Suriye’nin etrafında birçok Arap ülkesi vardır. Karındaş ve akraba değiller mi? Akrabaya yardım dinimizce emir değil midir? Neden önce onların kapıları çalınmıyor da bize yığılmaktadırlar. Hem kendi insanlarına sahip çıkmayacak hem de ben kendimi korumaya çalıştım mı bana diklenecek yok öyle yağma! Yok böyle üç kuruşa beş köfte yok kardeşim.
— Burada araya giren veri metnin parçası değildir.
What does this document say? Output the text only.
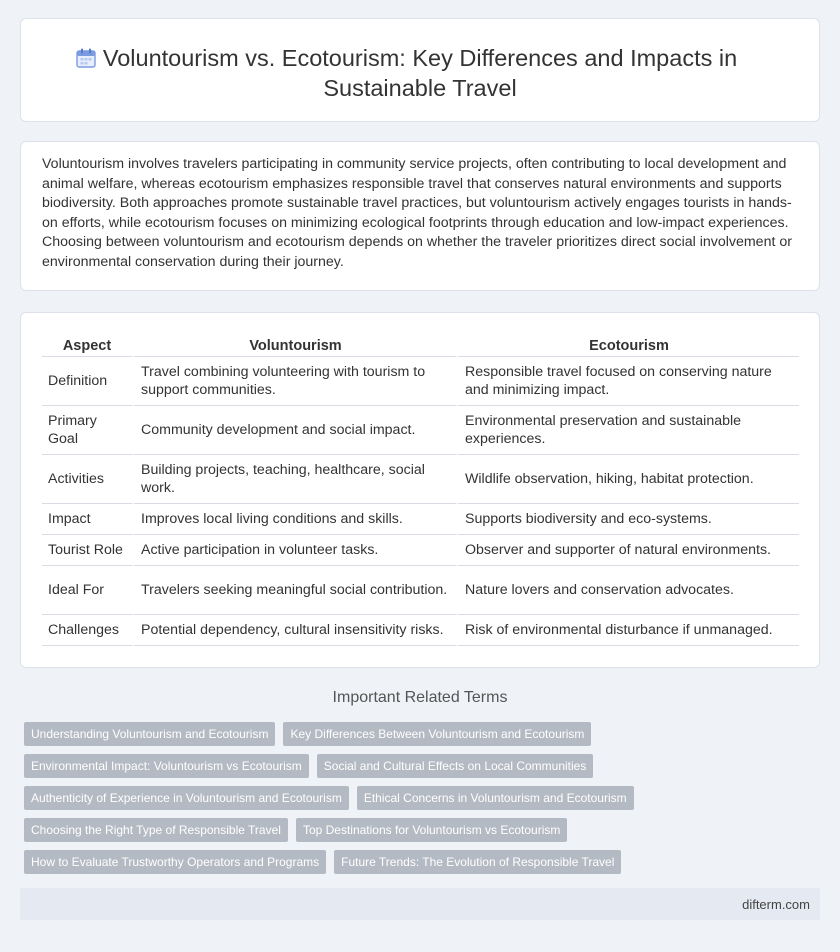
Voluntourism vs. Ecotourism: Key Differences and Impacts in
Sustainable Travel

Voluntourism involves travelers participating in community service projects, often contributing to local development and animal welfare, whereas ecotourism emphasizes responsible travel that conserves natural environments and supports biodiversity. Both approaches promote sustainable travel practices, but voluntourism actively engages tourists in hands-on efforts, while ecotourism focuses on minimizing ecological footprints through education and low-impact experiences. Choosing between voluntourism and ecotourism depends on whether the traveler prioritizes direct social involvement or environmental conservation during their journey.

Aspect	Voluntourism	Ecotourism
Definition	Travel combining volunteering with tourism to support communities.	Responsible travel focused on conserving nature and minimizing impact.
Primary Goal	Community development and social impact.	Environmental preservation and sustainable experiences.
Activities	Building projects, teaching, healthcare, social work.	Wildlife observation, hiking, habitat protection.
Impact	Improves local living conditions and skills.	Supports biodiversity and eco-systems.
Tourist Role	Active participation in volunteer tasks.	Observer and supporter of natural environments.
Ideal For	Travelers seeking meaningful social contribution.	Nature lovers and conservation advocates.
Challenges	Potential dependency, cultural insensitivity risks.	Risk of environmental disturbance if unmanaged.
Important Related Terms
Understanding Voluntourism and Ecotourism	Key Differences Between Voluntourism and Ecotourism
Environmental Impact: Voluntourism vs Ecotourism	Social and Cultural Effects on Local Communities
Authenticity of Experience in Voluntourism and Ecotourism	Ethical Concerns in Voluntourism and Ecotourism
Choosing the Right Type of Responsible Travel	Top Destinations for Voluntourism vs Ecotourism
How to Evaluate Trustworthy Operators and Programs	Future Trends: The Evolution of Responsible Travel
difterm.com
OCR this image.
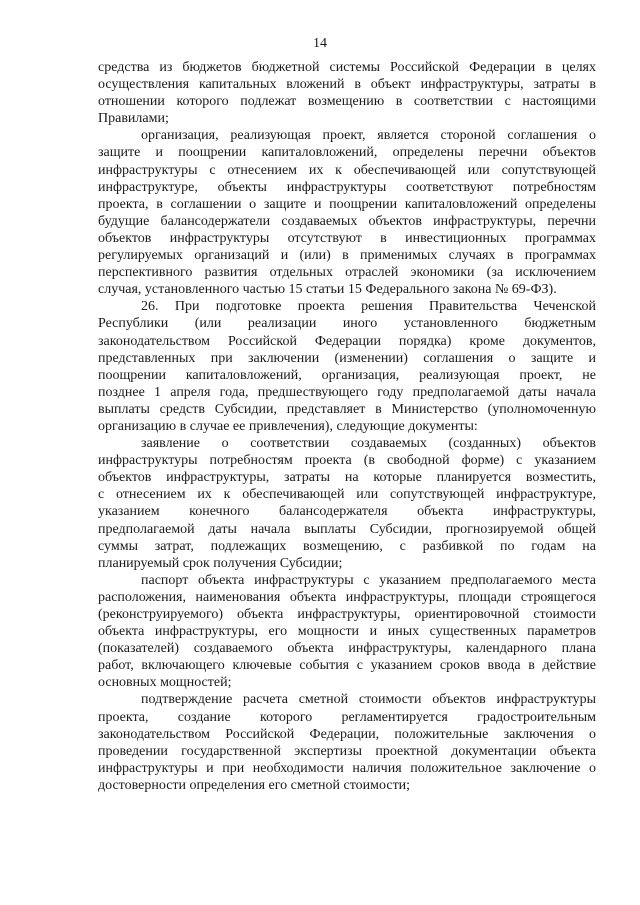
14
средства из бюджетов бюджетной системы Российской Федерации в целях
осуществления капитальных вложений в объект инфраструктуры, затраты в
отношении которого подлежат возмещению в соответствии с настоящими
Правилами;
организация, реализующая проект, является стороной соглашения о
защите и поощрении капиталовложений, определены перечни объектов
инфраструктуры с отнесением их к обеспечивающей или сопутствующей
инфраструктуре, объекты инфраструктуры соответствуют потребностям
проекта, в соглашении о защите и поощрении капиталовложений определены
будущие балансодержатели создаваемых объектов инфраструктуры, перечни
объектов инфраструктуры отсутствуют в инвестиционных программах
регулируемых организаций и (или) в применимых случаях в программах
перспективного развития отдельных отраслей экономики (за исключением
случая, установленного частью 15 статьи 15 Федерального закона № 69-ФЗ).
26. При подготовке проекта решения Правительства Чеченской
Республики (или реализации иного установленного бюджетным
законодательством Российской Федерации порядка) кроме документов,
представленных при заключении (изменении) соглашения о защите и
поощрении капиталовложений, организация, реализующая проект, не
позднее 1 апреля года, предшествующего году предполагаемой даты начала
выплаты средств Субсидии, представляет в Министерство (уполномоченную
организацию в случае ее привлечения), следующие документы:
заявление о соответствии создаваемых (созданных) объектов
инфраструктуры потребностям проекта (в свободной форме) с указанием
объектов инфраструктуры, затраты на которые планируется возместить,
с отнесением их к обеспечивающей или сопутствующей инфраструктуре,
указанием конечного балансодержателя объекта инфраструктуры,
предполагаемой даты начала выплаты Субсидии, прогнозируемой общей
суммы затрат, подлежащих возмещению, с разбивкой по годам на
планируемый срок получения Субсидии;
паспорт объекта инфраструктуры с указанием предполагаемого места
расположения, наименования объекта инфраструктуры, площади строящегося
(реконструируемого) объекта инфраструктуры, ориентировочной стоимости
объекта инфраструктуры, его мощности и иных существенных параметров
(показателей) создаваемого объекта инфраструктуры, календарного плана
работ, включающего ключевые события с указанием сроков ввода в действие
основных мощностей;
подтверждение расчета сметной стоимости объектов инфраструктуры
проекта, создание которого регламентируется градостроительным
законодательством Российской Федерации, положительные заключения о
проведении государственной экспертизы проектной документации объекта
инфраструктуры и при необходимости наличия положительное заключение о
достоверности определения его сметной стоимости;
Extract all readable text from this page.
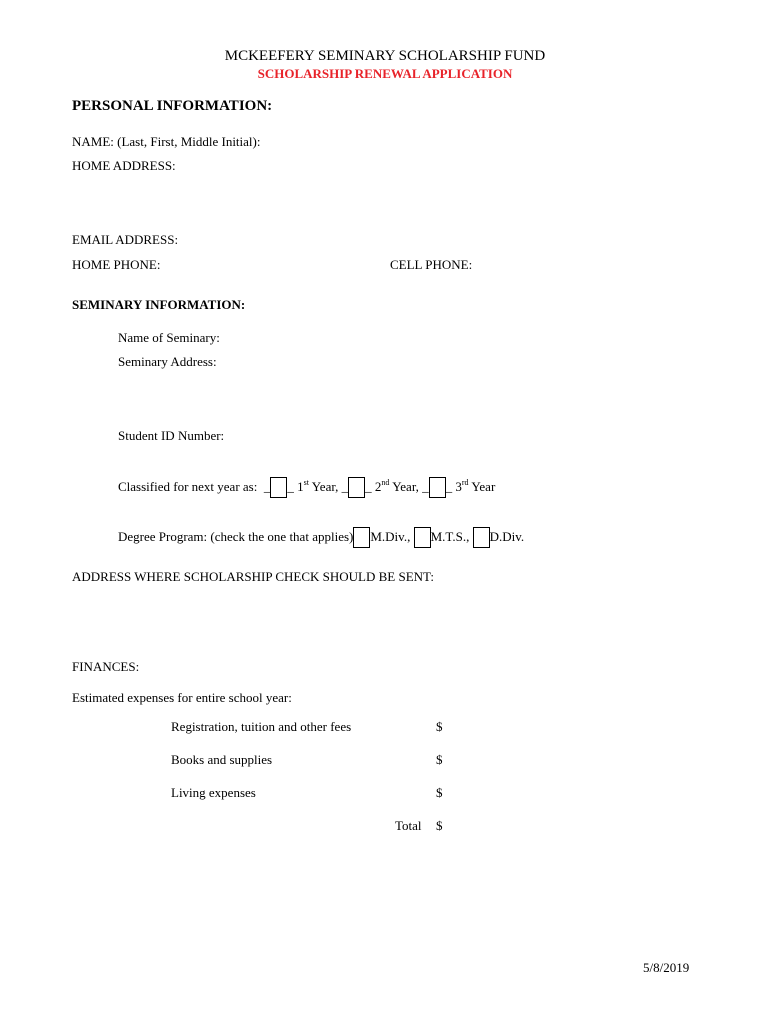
MCKEEFERY SEMINARY SCHOLARSHIP FUND
SCHOLARSHIP RENEWAL APPLICATION
PERSONAL INFORMATION:
NAME: (Last, First, Middle Initial):
HOME ADDRESS:
EMAIL ADDRESS:
HOME PHONE:	CELL PHONE:
SEMINARY INFORMATION:
Name of Seminary:
Seminary Address:
Student ID Number:
Classified for next year as: _ _ 1st Year, _ _ 2nd Year, _ _ 3rd Year
Degree Program: (check the one that applies) M.Div., M.T.S., D.Div.
ADDRESS WHERE SCHOLARSHIP CHECK SHOULD BE SENT:
FINANCES:
Estimated expenses for entire school year:
Registration, tuition and other fees	$
Books and supplies	$
Living expenses	$
Total $
5/8/2019
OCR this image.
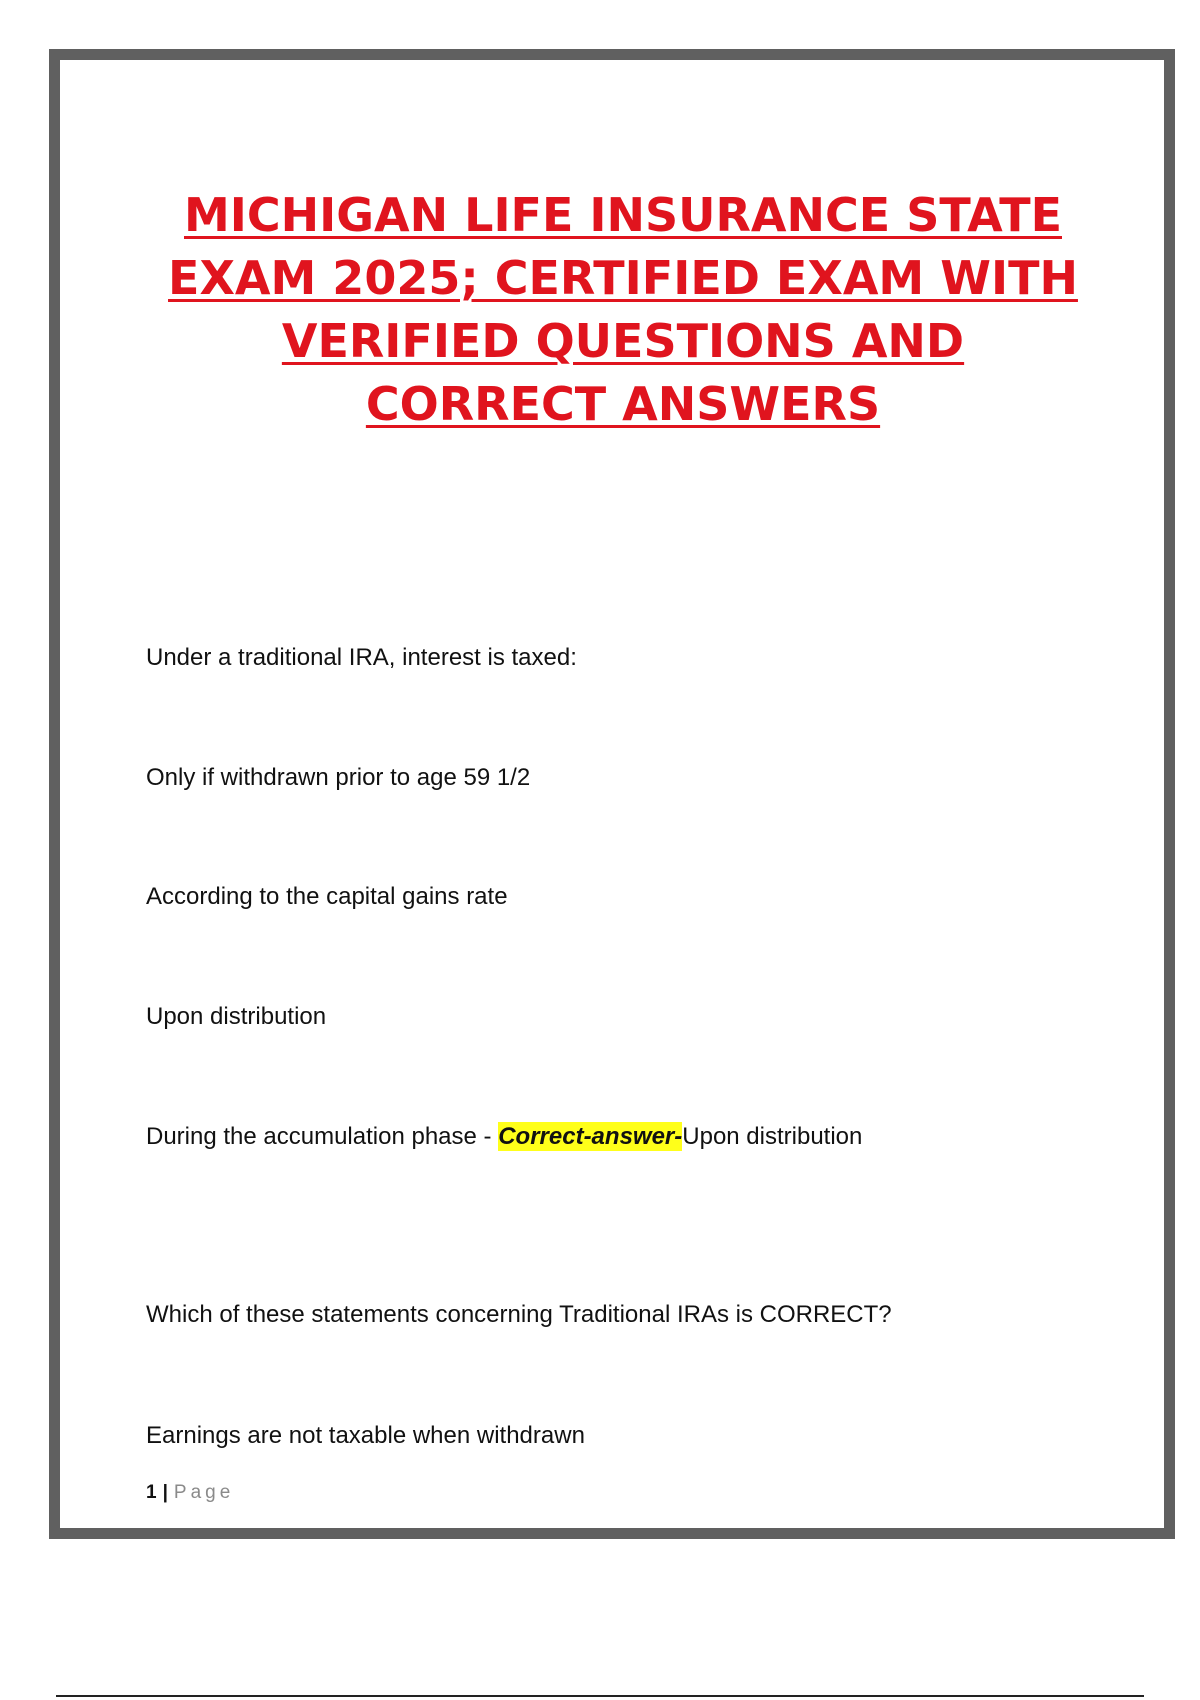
MICHIGAN LIFE INSURANCE STATE EXAM 2025; CERTIFIED EXAM WITH VERIFIED QUESTIONS AND CORRECT ANSWERS

Under a traditional IRA, interest is taxed:

Only if withdrawn prior to age 59 1/2

According to the capital gains rate

Upon distribution

During the accumulation phase - Correct-answer-Upon distribution

Which of these statements concerning Traditional IRAs is CORRECT?

Earnings are not taxable when withdrawn

1 | Page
Biz toplum olarak şunu hayat felsefesi edindik. “Ben en hakir bir insanı kardeş sayan bir ruhum, Ben de esir yaratmayan bir Allah a iman var, Paçavralar altındaki yoksul beni yaralar.” Buna eyvallah deriz de hem ekmeğimizi yedirip hem de göz göre göre ihanet görmeyi de kerizlik olarak görürüz. Bugün Irak topraklarından ve Suriye topraklarından sürekli tehdit görmekteyiz. Milletin sırtından bol keseden atıp hovardalık yapanlardan hesap sormayanları da adamdan saymayız. Suriyeliye, Iraklıya şuluya buluya nefretimiz yoktur. Nefretimiz bu toprakların her türlü nimetinden istifade edip bu milleti arkadan hançerlemeyedir.